Dare to look elsewhere. Your research career never goes from A to B to C to D – be ready for an interdisciplinary leap. I wanted to do my doctorate in Leiden, but the professor had just died. My friend (now husband) Tim just had a talk from an astronomy professor about interstellar molecules that had just been discovered. He said to me, ‘Well, there are molecules between the stars, isn’t that something for you?’ I am very fortunate to have landed in this area.
It was so important for me to be in the US for six years. You make so many connections at top institutions in the USA that you only realize later how important they are. It is so important for young people to build their network around the world. Do not go to a faculty position too early because the teaching takes up a lot of time – extend the postdoc years because they never come back.
In astronomy, much of our data becomes public after a year, sometimes they are even immediately public. It’s good! But someone outside of our collaboration can just grab our data and publish it in front of us. Although I have to say that in many cases the culture is that someone using your data will contact the PI and say, ‘Am I mixing in the work of some PhD students?’ Because we try to avoid that.
It is so important for young people to build their network around the world
We let PhD students, sometimes even Masters students, be principal researchers on a suggestion for observation, even on the most powerful telescopes. If your suggestion is accepted and you get the data, you will be super excited. That certainly helps in terms of motivation and ownership of the data.
Having a passion for what you do is incredibly important. I try to show that to the students I teach and to inspire them. What I miss most about Covid is the direct interaction at eye level – ask a question and get an answer, have a little conversation in class.

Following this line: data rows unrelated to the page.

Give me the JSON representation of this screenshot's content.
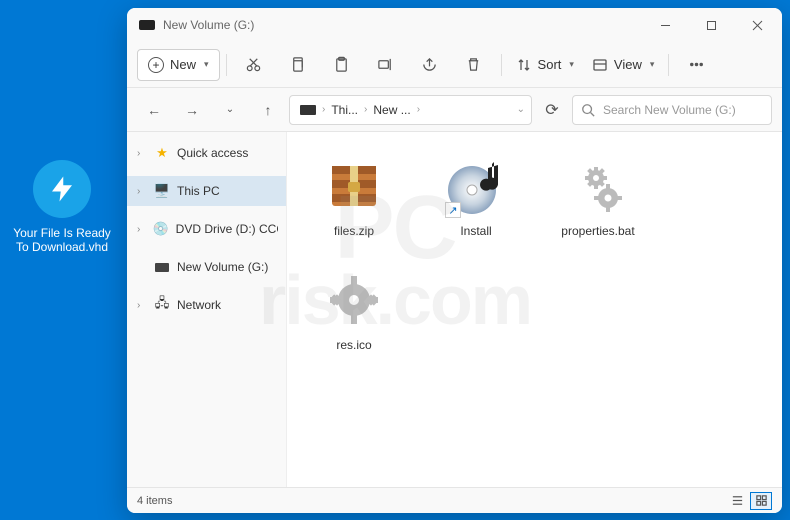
{
  "desktop": {
    "file_label": "Your File Is Ready To Download.vhd"
  },
  "window": {
    "title": "New Volume (G:)"
  },
  "toolbar": {
    "new_label": "New",
    "sort_label": "Sort",
    "view_label": "View"
  },
  "breadcrumb": {
    "items": [
      "Thi...",
      "New ..."
    ]
  },
  "search": {
    "placeholder": "Search New Volume (G:)"
  },
  "sidebar": {
    "items": [
      {
        "label": "Quick access",
        "icon": "star",
        "active": false
      },
      {
        "label": "This PC",
        "icon": "monitor",
        "active": true
      },
      {
        "label": "DVD Drive (D:) CCCC",
        "icon": "disc",
        "active": false
      },
      {
        "label": "New Volume (G:)",
        "icon": "drive",
        "active": false
      },
      {
        "label": "Network",
        "icon": "network",
        "active": false
      }
    ]
  },
  "files": [
    {
      "name": "files.zip",
      "kind": "archive",
      "shortcut": false
    },
    {
      "name": "Install",
      "kind": "disc-music",
      "shortcut": true
    },
    {
      "name": "properties.bat",
      "kind": "gear",
      "shortcut": false
    },
    {
      "name": "res.ico",
      "kind": "gear",
      "shortcut": false
    }
  ],
  "status": {
    "text": "4 items"
  },
  "watermark": {
    "line1": "PC",
    "line2": "risk.com"
  }
}
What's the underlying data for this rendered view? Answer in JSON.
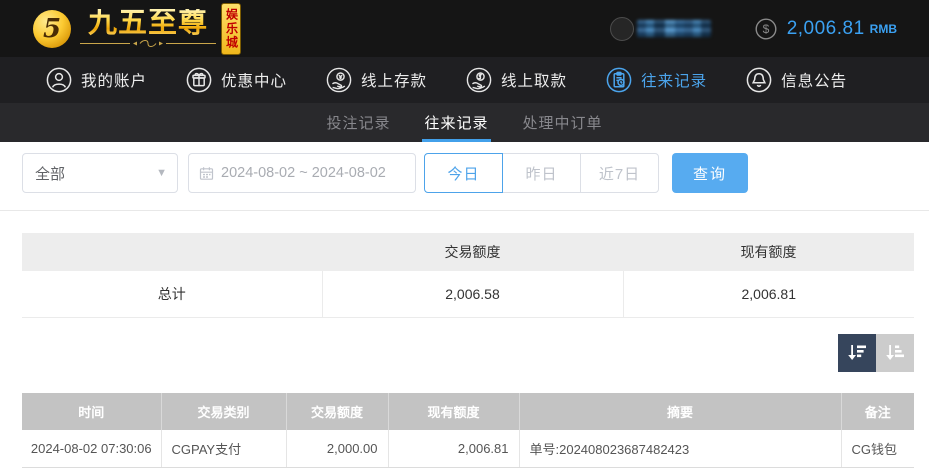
{
  "header": {
    "logo": {
      "emblem": "5",
      "title": "九五至尊",
      "badge": "娱乐城"
    },
    "balance": {
      "currency_symbol": "$",
      "amount": "2,006.81",
      "currency": "RMB"
    }
  },
  "nav": {
    "items": [
      {
        "label": "我的账户",
        "icon": "user-icon",
        "active": false
      },
      {
        "label": "优惠中心",
        "icon": "gift-icon",
        "active": false
      },
      {
        "label": "线上存款",
        "icon": "deposit-icon",
        "active": false
      },
      {
        "label": "线上取款",
        "icon": "withdraw-icon",
        "active": false
      },
      {
        "label": "往来记录",
        "icon": "records-icon",
        "active": true
      },
      {
        "label": "信息公告",
        "icon": "bell-icon",
        "active": false
      }
    ]
  },
  "subtabs": {
    "items": [
      {
        "label": "投注记录",
        "active": false
      },
      {
        "label": "往来记录",
        "active": true
      },
      {
        "label": "处理中订单",
        "active": false
      }
    ]
  },
  "filters": {
    "type_select": {
      "value": "全部"
    },
    "date_range": {
      "value": "2024-08-02 ~ 2024-08-02"
    },
    "quick_buttons": [
      {
        "label": "今日",
        "active": true
      },
      {
        "label": "昨日",
        "active": false
      },
      {
        "label": "近7日",
        "active": false
      }
    ],
    "search_label": "查询"
  },
  "summary_table": {
    "headers": [
      "",
      "交易额度",
      "现有额度"
    ],
    "rows": [
      [
        "总计",
        "2,006.58",
        "2,006.81"
      ]
    ]
  },
  "records_table": {
    "headers": [
      "时间",
      "交易类别",
      "交易额度",
      "现有额度",
      "摘要",
      "备注"
    ],
    "rows": [
      [
        "2024-08-02 07:30:06",
        "CGPAY支付",
        "2,000.00",
        "2,006.81",
        "单号:202408023687482423",
        "CG钱包"
      ]
    ]
  },
  "colors": {
    "accent_blue": "#4ba4ec",
    "button_blue": "#57abf0",
    "balance_blue": "#3ba1f2",
    "top_bar_bg": "#151515",
    "nav_bar_bg": "#1f1f22",
    "subtab_bar_bg": "#29292c",
    "table_header_gray": "#c3c3c3",
    "summary_header_gray": "#ededed",
    "sort_active_navy": "#36455c",
    "sort_inactive_gray": "#cccccc",
    "logo_gold": "#fccb33",
    "badge_red": "#c00000"
  }
}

I think an optimal group size is between 10 and 15 people. I like a diverse group in terms of gender, nationality and background. Some people in my group come from chemistry, some from astronomy. I try to lead my group as openly as possible, that is, I encourage them to work together as well as possible instead of having to go through everything and express themselves in meetings.
From home, I miss the round table in my office that holds about five people. On a normal working day when I wasn’t having committee meetings or classes, there would be non-stop meetings around the table on a variety of topics. That was just what I enjoyed the most.

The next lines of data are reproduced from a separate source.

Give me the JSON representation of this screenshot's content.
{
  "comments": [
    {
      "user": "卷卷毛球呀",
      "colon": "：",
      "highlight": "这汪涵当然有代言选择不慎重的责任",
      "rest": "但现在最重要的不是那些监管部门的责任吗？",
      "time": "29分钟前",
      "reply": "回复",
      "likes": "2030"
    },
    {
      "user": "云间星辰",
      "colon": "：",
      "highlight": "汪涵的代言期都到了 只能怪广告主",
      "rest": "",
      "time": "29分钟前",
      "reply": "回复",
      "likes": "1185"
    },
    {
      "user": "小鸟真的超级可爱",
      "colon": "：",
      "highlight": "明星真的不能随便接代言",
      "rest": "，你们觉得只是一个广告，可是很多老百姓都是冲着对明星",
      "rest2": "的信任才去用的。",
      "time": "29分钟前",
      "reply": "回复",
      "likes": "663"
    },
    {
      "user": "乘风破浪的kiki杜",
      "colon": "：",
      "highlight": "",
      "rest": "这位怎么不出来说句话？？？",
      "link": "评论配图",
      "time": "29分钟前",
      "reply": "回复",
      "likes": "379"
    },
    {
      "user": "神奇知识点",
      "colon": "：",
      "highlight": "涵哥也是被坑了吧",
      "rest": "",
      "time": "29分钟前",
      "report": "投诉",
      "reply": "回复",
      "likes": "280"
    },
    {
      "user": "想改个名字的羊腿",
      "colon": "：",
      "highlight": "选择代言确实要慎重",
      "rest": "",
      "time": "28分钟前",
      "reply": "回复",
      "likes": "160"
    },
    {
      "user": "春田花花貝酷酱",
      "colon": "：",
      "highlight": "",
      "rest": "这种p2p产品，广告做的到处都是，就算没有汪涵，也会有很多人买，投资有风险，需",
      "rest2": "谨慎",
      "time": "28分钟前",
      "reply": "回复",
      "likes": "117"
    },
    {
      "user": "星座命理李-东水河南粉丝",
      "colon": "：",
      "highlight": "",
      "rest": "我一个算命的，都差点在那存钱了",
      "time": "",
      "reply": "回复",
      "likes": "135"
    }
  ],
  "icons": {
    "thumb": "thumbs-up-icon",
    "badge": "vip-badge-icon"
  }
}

My advice to young people is to make sure you excel in one area. Take the steep path at the beginning of your career – seize the opportunity. Position yourself in a way that gets noticed and you have a better chance of ending up where you really want to go.

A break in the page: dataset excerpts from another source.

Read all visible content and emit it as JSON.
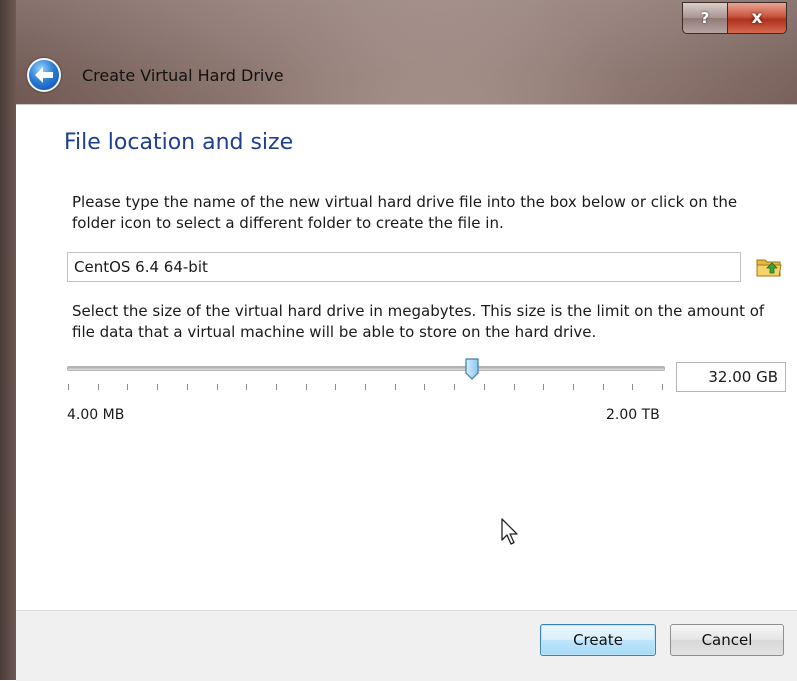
{
  "window": {
    "title": "Create Virtual Hard Drive",
    "help_label": "?",
    "close_label": "x"
  },
  "page": {
    "heading": "File location and size",
    "location_description": "Please type the name of the new virtual hard drive file into the box below or click on the folder icon to select a different folder to create the file in.",
    "file_name_value": "CentOS 6.4 64-bit",
    "size_description": "Select the size of the virtual hard drive in megabytes. This size is the limit on the amount of file data that a virtual machine will be able to store on the hard drive.",
    "slider": {
      "min_label": "4.00 MB",
      "max_label": "2.00 TB",
      "position_fraction": 0.68,
      "tick_count": 21
    },
    "size_value": "32.00 GB"
  },
  "buttons": {
    "create_label": "Create",
    "cancel_label": "Cancel"
  },
  "icons": {
    "back": "back-arrow-icon",
    "folder": "folder-icon"
  },
  "colors": {
    "heading": "#1f3f8f",
    "accent_button_border": "#3c7fb1"
  }
}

We go camping every summer somewhere in the western United States, in the middle of nowhere. I turn off my iPhone and my laptop. It is really very important that you retire from your work from time to time.
I curated an exhibition on art and astronomy last year in one of the museums in Leiden. It just ended when Covid struck. It was much fun. I collect some art myself, but it was also an opportunity to bring it to a wider audience. We had 60,000 visitors.
Unfortunately, I don’t have time to play the violin at the moment. I used to love playing in a more classical orchestra as well as playing Hungarian and Romanian folk music. That’s wonderful. I met my husband, who played in a gypsy music orchestra.